SpaceX has secured a deal to launch four navigation satellites for the European Space Agency (ESA) as European Union (EU) launch vehicles face ongoing delays. The announcement, first reported by The Wall Street Journal, comes as the EU has been forced to look abroad for a launcher for its Galileo satellites due to technical setbacks in its rocket development programs.

Key Takeaway

SpaceX has secured a deal to launch four European navigation satellites for the ESA, marking the first time SpaceX will launch European satellites containing classified equipment. This partnership comes as delays in European rocket development programs have prompted the EU to seek launch services abroad. The launch of additional Galileo satellites is crucial for ESA in maintaining an independent European global satellite navigation system.
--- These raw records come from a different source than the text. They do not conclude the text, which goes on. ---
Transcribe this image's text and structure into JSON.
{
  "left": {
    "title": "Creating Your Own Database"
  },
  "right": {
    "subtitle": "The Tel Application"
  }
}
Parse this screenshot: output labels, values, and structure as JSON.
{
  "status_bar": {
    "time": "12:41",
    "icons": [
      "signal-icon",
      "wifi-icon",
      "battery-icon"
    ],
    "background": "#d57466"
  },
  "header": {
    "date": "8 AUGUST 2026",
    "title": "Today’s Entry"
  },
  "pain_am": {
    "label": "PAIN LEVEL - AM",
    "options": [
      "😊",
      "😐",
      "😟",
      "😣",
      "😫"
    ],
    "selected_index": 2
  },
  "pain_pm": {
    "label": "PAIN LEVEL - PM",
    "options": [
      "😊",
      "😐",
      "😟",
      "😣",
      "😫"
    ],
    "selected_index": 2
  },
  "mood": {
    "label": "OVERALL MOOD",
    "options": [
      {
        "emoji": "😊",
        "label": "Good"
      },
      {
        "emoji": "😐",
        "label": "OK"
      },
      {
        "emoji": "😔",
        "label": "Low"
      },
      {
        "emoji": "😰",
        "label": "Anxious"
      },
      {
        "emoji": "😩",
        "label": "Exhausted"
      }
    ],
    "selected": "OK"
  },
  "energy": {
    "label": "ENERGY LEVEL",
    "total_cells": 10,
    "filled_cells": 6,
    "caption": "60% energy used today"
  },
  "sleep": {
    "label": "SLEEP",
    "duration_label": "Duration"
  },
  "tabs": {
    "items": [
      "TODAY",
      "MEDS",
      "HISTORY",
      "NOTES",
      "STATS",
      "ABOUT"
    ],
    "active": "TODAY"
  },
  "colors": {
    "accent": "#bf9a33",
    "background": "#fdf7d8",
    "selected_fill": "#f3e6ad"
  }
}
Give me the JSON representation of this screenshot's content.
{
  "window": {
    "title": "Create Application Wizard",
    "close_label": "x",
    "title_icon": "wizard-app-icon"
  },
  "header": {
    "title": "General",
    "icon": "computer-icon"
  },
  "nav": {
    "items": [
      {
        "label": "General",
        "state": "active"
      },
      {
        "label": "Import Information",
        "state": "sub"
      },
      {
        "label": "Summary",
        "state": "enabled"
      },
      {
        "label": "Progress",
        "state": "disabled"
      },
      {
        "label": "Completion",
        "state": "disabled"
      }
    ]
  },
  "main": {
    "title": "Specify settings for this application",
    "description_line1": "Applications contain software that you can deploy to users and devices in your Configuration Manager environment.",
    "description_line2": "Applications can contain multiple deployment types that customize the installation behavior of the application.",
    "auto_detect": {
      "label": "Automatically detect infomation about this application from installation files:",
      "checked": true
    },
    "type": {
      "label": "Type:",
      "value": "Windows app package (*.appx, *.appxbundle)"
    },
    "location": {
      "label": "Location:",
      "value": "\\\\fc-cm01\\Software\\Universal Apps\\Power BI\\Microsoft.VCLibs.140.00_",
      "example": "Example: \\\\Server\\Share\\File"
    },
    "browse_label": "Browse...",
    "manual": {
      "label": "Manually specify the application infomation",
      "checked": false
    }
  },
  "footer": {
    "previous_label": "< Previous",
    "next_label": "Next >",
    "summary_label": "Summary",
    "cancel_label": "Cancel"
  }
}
SpaceX’s Agreement with ESA

Under the agreement, SpaceX will conduct two Falcon 9 launches in 2024, with each launch carrying two “Galileo” navigation satellites. However, the deal is still subject to final approval from the European Commission and EU member states. This approval is expected to be granted before the end of the year, according to sources familiar with the matter.

European Preference for Homegrown Rockets

Europe had initially preferred to use its own rockets, such as the long-delayed Ariane 6 or Vega-C, for launching the Galileo satellites. However, due to the technical holdups in these rocket development programs, the EU had to explore alternatives. The United Launch Alliance’s Vulcan system and SpaceX emerged as potential options, with SpaceX eventually being selected.

Importance of Galileo Satellites

The launch of additional Galileo satellites is crucial for ESA, as they contribute to the maintenance of an independent European global satellite navigation system. This system serves as an alternative to the navigation systems of the United States and China. The Galileo satellites also play a significant role in providing encrypted navigation communications for European military purposes.

SpaceX’s Collaboration with Europe

While this will be the first time in 15 years that Galileo satellites are launched from outside Europe, it is not the first collaboration between SpaceX and European space agencies. Earlier this year, SpaceX successfully launched the Euclid telescope for the ESA, and there are plans for the company to launch at least two more European spacecraft in the future.